STUDYING NOT TESTING IS
THE KEY PATH TO SUCCESS
BY MR. JUSTIN BUFFER, MSE, FOUNDER, OWNER, AND EDUCATIONAL DIRECTOR, CAMBRIDGE LEARNING CENTER OF NEW JERSEY
***************************************************************************
As the owner and founder of Cambridge Learning Center, I’ve come into contact with many parents who are under the impression that in order to better prepare themselves for testing, their children should simply take more practice tests. There’s a belief that being subject to repeated testing – over and over again – will make students perform better.
I’d like to share that this is a mistaken belief. In my experience, the value of repeated “practice testing” is entirely overestimated.
For no form of preparation in advance of testing is as valuable as studying.
If students do not sit down in a sincere pursuit of knowledge, they will never be adequately prepared for testing. Moreover, although practice tests do have their place, and our students take them frequently and regularly here at Cambridge, students will never be able to maximally improve their test performance without assiduously reviewing the mistakes they made during practice.
Why did I make that mistake? What’s the right answer? What do I need to know to avoid repeating what I did wrong last time?
These are the kinds of questions that students should be comfortable with, and they only crop up in the course of genuine study.
Think of it like getting good at playing music. If you just keeping playing the same song over and over again, you probably won’t break through and improve. But if you work with a teacher who can set you on the right path and identify all the weaknesses that have to be addressed, then you’re on your way to improvement.

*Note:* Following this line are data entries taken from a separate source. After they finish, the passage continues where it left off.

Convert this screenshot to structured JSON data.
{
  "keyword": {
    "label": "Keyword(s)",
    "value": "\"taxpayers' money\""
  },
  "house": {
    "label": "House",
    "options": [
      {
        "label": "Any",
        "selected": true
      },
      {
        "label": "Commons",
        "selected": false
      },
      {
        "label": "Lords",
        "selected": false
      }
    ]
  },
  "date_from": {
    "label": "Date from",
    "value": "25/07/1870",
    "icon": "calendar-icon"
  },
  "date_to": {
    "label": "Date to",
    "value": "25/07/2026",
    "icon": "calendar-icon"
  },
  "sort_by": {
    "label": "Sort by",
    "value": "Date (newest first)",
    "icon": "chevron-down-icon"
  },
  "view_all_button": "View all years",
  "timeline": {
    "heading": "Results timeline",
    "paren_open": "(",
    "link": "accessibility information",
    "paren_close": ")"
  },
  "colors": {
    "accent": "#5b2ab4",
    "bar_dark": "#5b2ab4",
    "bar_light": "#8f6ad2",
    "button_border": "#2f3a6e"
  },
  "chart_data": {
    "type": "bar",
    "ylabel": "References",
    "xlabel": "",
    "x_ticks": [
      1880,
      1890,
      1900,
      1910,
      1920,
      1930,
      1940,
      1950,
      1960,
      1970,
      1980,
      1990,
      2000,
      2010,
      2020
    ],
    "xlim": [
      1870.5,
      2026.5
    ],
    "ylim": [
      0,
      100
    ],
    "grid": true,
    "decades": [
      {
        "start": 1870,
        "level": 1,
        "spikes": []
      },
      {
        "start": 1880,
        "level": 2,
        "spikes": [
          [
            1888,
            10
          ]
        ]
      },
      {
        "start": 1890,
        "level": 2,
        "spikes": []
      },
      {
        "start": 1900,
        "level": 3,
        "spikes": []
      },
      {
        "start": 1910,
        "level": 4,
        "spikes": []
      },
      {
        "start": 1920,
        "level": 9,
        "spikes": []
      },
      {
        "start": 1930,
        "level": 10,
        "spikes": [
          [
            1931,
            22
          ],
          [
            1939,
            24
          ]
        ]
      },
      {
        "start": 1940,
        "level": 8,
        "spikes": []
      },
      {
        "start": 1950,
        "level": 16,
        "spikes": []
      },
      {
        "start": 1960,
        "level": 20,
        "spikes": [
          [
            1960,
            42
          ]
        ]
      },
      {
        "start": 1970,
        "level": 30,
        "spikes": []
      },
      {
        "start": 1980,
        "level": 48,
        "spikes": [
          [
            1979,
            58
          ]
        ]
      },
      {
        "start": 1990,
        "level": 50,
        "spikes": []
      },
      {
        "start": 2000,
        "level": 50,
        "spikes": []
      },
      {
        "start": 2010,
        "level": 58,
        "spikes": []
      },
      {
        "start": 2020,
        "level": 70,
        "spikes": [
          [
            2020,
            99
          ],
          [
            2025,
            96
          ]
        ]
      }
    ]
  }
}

Likewise, do you think an NFL team can become great just by playing enough games? Of course not. In between those games, during practice, they have to work out their strategies and iron out their issues.
To be sure, a measure of practice testing can have value. But it’s generally not the value some parents expect. Practice testing can be useful for building stamina and reducing the odds of a student’s skills faltering during test time due to fatigue. So being in test mode for a while, as practice, can often help to ready the mind for real testing on some level.

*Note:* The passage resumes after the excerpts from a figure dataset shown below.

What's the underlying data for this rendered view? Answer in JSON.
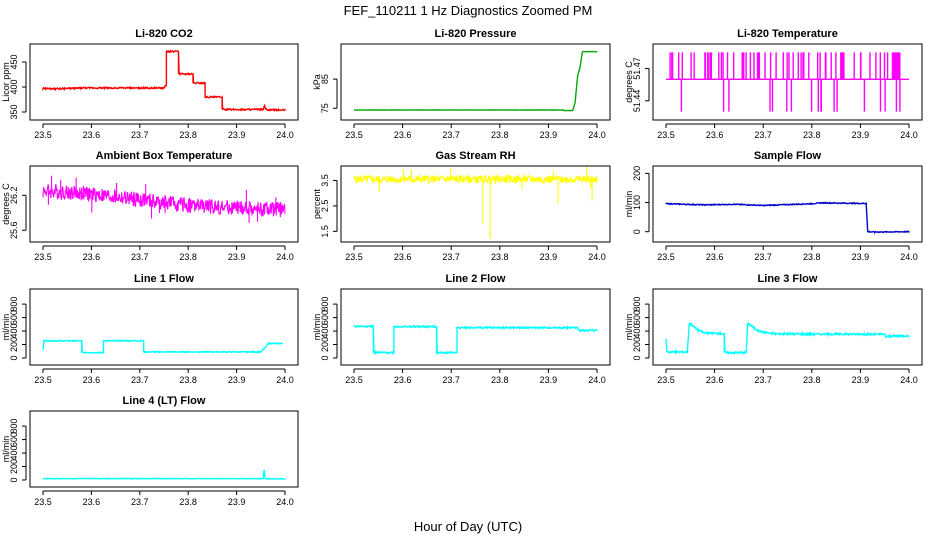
{
  "figure": {
    "title": "FEF_110211  1 Hz Diagnostics Zoomed PM",
    "xlabel": "Hour of Day (UTC)"
  },
  "chart_data": [
    {
      "type": "line",
      "title": "Li-820 CO2",
      "ylabel": "Licor ppm",
      "color": "#ff0000",
      "xlim": [
        23.5,
        24.0
      ],
      "ylim": [
        340,
        480
      ],
      "xticks": [
        "23.5",
        "23.6",
        "23.7",
        "23.8",
        "23.9",
        "24.0"
      ],
      "yticks": [
        {
          "v": 350,
          "label": "350"
        },
        {
          "v": 400,
          "label": "400"
        },
        {
          "v": 450,
          "label": "450"
        }
      ],
      "noise": 1.5,
      "noise_seed": 1,
      "x": [
        23.5,
        23.52,
        23.52,
        23.58,
        23.58,
        23.75,
        23.755,
        23.755,
        23.78,
        23.78,
        23.81,
        23.81,
        23.835,
        23.835,
        23.85,
        23.85,
        23.87,
        23.87,
        23.955,
        23.958,
        23.96,
        23.962,
        24.0
      ],
      "y": [
        397,
        397,
        396,
        398,
        398,
        398,
        404,
        471,
        471,
        426,
        426,
        408,
        408,
        380,
        380,
        380,
        380,
        355,
        355,
        362,
        356,
        354,
        354
      ]
    },
    {
      "type": "line",
      "title": "Li-820 Pressure",
      "ylabel": "kPa",
      "color": "#00aa00",
      "xlim": [
        23.5,
        24.0
      ],
      "ylim": [
        72,
        96
      ],
      "xticks": [
        "23.5",
        "23.6",
        "23.7",
        "23.8",
        "23.9",
        "24.0"
      ],
      "yticks": [
        {
          "v": 75,
          "label": "75"
        },
        {
          "v": 85,
          "label": "85"
        }
      ],
      "noise": 0.05,
      "noise_seed": 2,
      "x": [
        23.5,
        23.93,
        23.93,
        23.95,
        23.955,
        23.96,
        23.965,
        23.97,
        23.975,
        24.0
      ],
      "y": [
        74.4,
        74.4,
        74.2,
        74.2,
        77,
        86,
        89,
        94.4,
        94.4,
        94.4
      ]
    },
    {
      "type": "spikes",
      "title": "Li-820 Temperature",
      "ylabel": "degrees C",
      "color": "#ff00ff",
      "xlim": [
        23.5,
        24.0
      ],
      "ylim": [
        51.425,
        51.49
      ],
      "xticks": [
        "23.5",
        "23.6",
        "23.7",
        "23.8",
        "23.9",
        "24.0"
      ],
      "yticks": [
        {
          "v": 51.44,
          "label": "51.44"
        },
        {
          "v": 51.47,
          "label": "51.47"
        }
      ],
      "base": 51.46,
      "up": 51.485,
      "down": 51.43,
      "up_count": 70,
      "down_count": 18,
      "noise_seed": 3
    },
    {
      "type": "band",
      "title": "Ambient Box Temperature",
      "ylabel": "degrees C",
      "color": "#ff00ff",
      "xlim": [
        23.5,
        24.0
      ],
      "ylim": [
        25.45,
        26.65
      ],
      "xticks": [
        "23.5",
        "23.6",
        "23.7",
        "23.8",
        "23.9",
        "24.0"
      ],
      "yticks": [
        {
          "v": 25.6,
          "label": "25.6"
        },
        {
          "v": 26.2,
          "label": "26.2"
        }
      ],
      "trend_x": [
        23.5,
        23.6,
        23.7,
        23.8,
        23.9,
        24.0
      ],
      "trend_y": [
        26.28,
        26.22,
        26.12,
        26.03,
        25.98,
        25.95
      ],
      "amp": 0.13,
      "spike_amp": 0.3,
      "spike_count": 14,
      "noise_seed": 4
    },
    {
      "type": "band",
      "title": "Gas Stream RH",
      "ylabel": "percent",
      "color": "#ffff00",
      "xlim": [
        23.5,
        24.0
      ],
      "ylim": [
        1.2,
        3.95
      ],
      "xticks": [
        "23.5",
        "23.6",
        "23.7",
        "23.8",
        "23.9",
        "24.0"
      ],
      "yticks": [
        {
          "v": 1.5,
          "label": "1.5"
        },
        {
          "v": 2.5,
          "label": "2.5"
        },
        {
          "v": 3.5,
          "label": "3.5"
        }
      ],
      "trend_x": [
        23.5,
        24.0
      ],
      "trend_y": [
        3.55,
        3.55
      ],
      "amp": 0.15,
      "spike_amp": 0.5,
      "spike_count": 8,
      "noise_seed": 5,
      "dips": [
        {
          "x": 23.765,
          "y": 1.8
        },
        {
          "x": 23.78,
          "y": 1.2
        },
        {
          "x": 23.92,
          "y": 2.6
        },
        {
          "x": 23.99,
          "y": 2.7
        }
      ]
    },
    {
      "type": "line",
      "title": "Sample Flow",
      "ylabel": "ml/min",
      "color": "#0000cc",
      "xlim": [
        23.5,
        24.0
      ],
      "ylim": [
        -25,
        215
      ],
      "xticks": [
        "23.5",
        "23.6",
        "23.7",
        "23.8",
        "23.9",
        "24.0"
      ],
      "yticks": [
        {
          "v": 0,
          "label": "0"
        },
        {
          "v": 100,
          "label": "100"
        },
        {
          "v": 200,
          "label": "200"
        }
      ],
      "noise": 1.5,
      "noise_seed": 6,
      "x": [
        23.5,
        23.58,
        23.64,
        23.7,
        23.8,
        23.82,
        23.9,
        23.912,
        23.915,
        23.93,
        24.0
      ],
      "y": [
        96,
        92,
        94,
        90,
        96,
        99,
        97,
        97,
        0,
        -1,
        0
      ]
    },
    {
      "type": "line",
      "title": "Line 1 Flow",
      "ylabel": "ml/min",
      "color": "#00ffff",
      "xlim": [
        23.5,
        24.0
      ],
      "ylim": [
        -60,
        980
      ],
      "xticks": [
        "23.5",
        "23.6",
        "23.7",
        "23.8",
        "23.9",
        "24.0"
      ],
      "yticks": [
        {
          "v": 0,
          "label": "0"
        },
        {
          "v": 200,
          "label": "200"
        },
        {
          "v": 400,
          "label": "400"
        },
        {
          "v": 600,
          "label": "600"
        },
        {
          "v": 800,
          "label": "800"
        }
      ],
      "noise": 7,
      "noise_seed": 7,
      "x": [
        23.5,
        23.502,
        23.58,
        23.58,
        23.625,
        23.625,
        23.708,
        23.708,
        23.95,
        23.96,
        23.965,
        23.995
      ],
      "y": [
        120,
        255,
        255,
        80,
        80,
        255,
        255,
        90,
        90,
        160,
        215,
        215
      ]
    },
    {
      "type": "line",
      "title": "Line 2 Flow",
      "ylabel": "ml/min",
      "color": "#00ffff",
      "xlim": [
        23.5,
        24.0
      ],
      "ylim": [
        -60,
        980
      ],
      "xticks": [
        "23.5",
        "23.6",
        "23.7",
        "23.8",
        "23.9",
        "24.0"
      ],
      "yticks": [
        {
          "v": 0,
          "label": "0"
        },
        {
          "v": 200,
          "label": "200"
        },
        {
          "v": 400,
          "label": "400"
        },
        {
          "v": 600,
          "label": "600"
        },
        {
          "v": 800,
          "label": "800"
        }
      ],
      "noise": 12,
      "noise_seed": 8,
      "x": [
        23.5,
        23.54,
        23.54,
        23.582,
        23.582,
        23.67,
        23.67,
        23.712,
        23.712,
        23.96,
        23.962,
        24.0
      ],
      "y": [
        470,
        470,
        80,
        80,
        465,
        465,
        80,
        80,
        450,
        450,
        410,
        410
      ]
    },
    {
      "type": "line",
      "title": "Line 3 Flow",
      "ylabel": "ml/min",
      "color": "#00ffff",
      "xlim": [
        23.5,
        24.0
      ],
      "ylim": [
        -60,
        980
      ],
      "xticks": [
        "23.5",
        "23.6",
        "23.7",
        "23.8",
        "23.9",
        "24.0"
      ],
      "yticks": [
        {
          "v": 0,
          "label": "0"
        },
        {
          "v": 200,
          "label": "200"
        },
        {
          "v": 400,
          "label": "400"
        },
        {
          "v": 600,
          "label": "600"
        },
        {
          "v": 800,
          "label": "800"
        }
      ],
      "noise": 14,
      "noise_seed": 9,
      "x": [
        23.5,
        23.502,
        23.505,
        23.544,
        23.548,
        23.565,
        23.58,
        23.62,
        23.62,
        23.665,
        23.668,
        23.69,
        23.72,
        23.8,
        23.9,
        23.95,
        23.952,
        24.0
      ],
      "y": [
        280,
        90,
        90,
        90,
        520,
        420,
        370,
        360,
        80,
        80,
        520,
        400,
        360,
        355,
        355,
        350,
        320,
        330
      ]
    },
    {
      "type": "line",
      "title": "Line 4 (LT) Flow",
      "ylabel": "ml/min",
      "color": "#00ffff",
      "xlim": [
        23.5,
        24.0
      ],
      "ylim": [
        -60,
        980
      ],
      "xticks": [
        "23.5",
        "23.6",
        "23.7",
        "23.8",
        "23.9",
        "24.0"
      ],
      "yticks": [
        {
          "v": 0,
          "label": "0"
        },
        {
          "v": 200,
          "label": "200"
        },
        {
          "v": 400,
          "label": "400"
        },
        {
          "v": 600,
          "label": "600"
        },
        {
          "v": 800,
          "label": "800"
        }
      ],
      "noise": 4,
      "noise_seed": 10,
      "x": [
        23.5,
        23.955,
        23.957,
        23.959,
        23.962,
        24.0
      ],
      "y": [
        20,
        20,
        150,
        20,
        18,
        15
      ]
    }
  ]
}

But the students who truly end up excelling on their tests are the ones who buckle down and study. That calls for sitting down and concentrating. It means working with flashcards. It means reading, reviewing, repeating, and refining. We have developed a study plan for this process at Cambridge.
As the old expression goes, “Practice makes perfect.”
But I’d like to add the footnote that it has to be the right kind of practice. When it comes to test preparation, study is good, but testing is not the answer.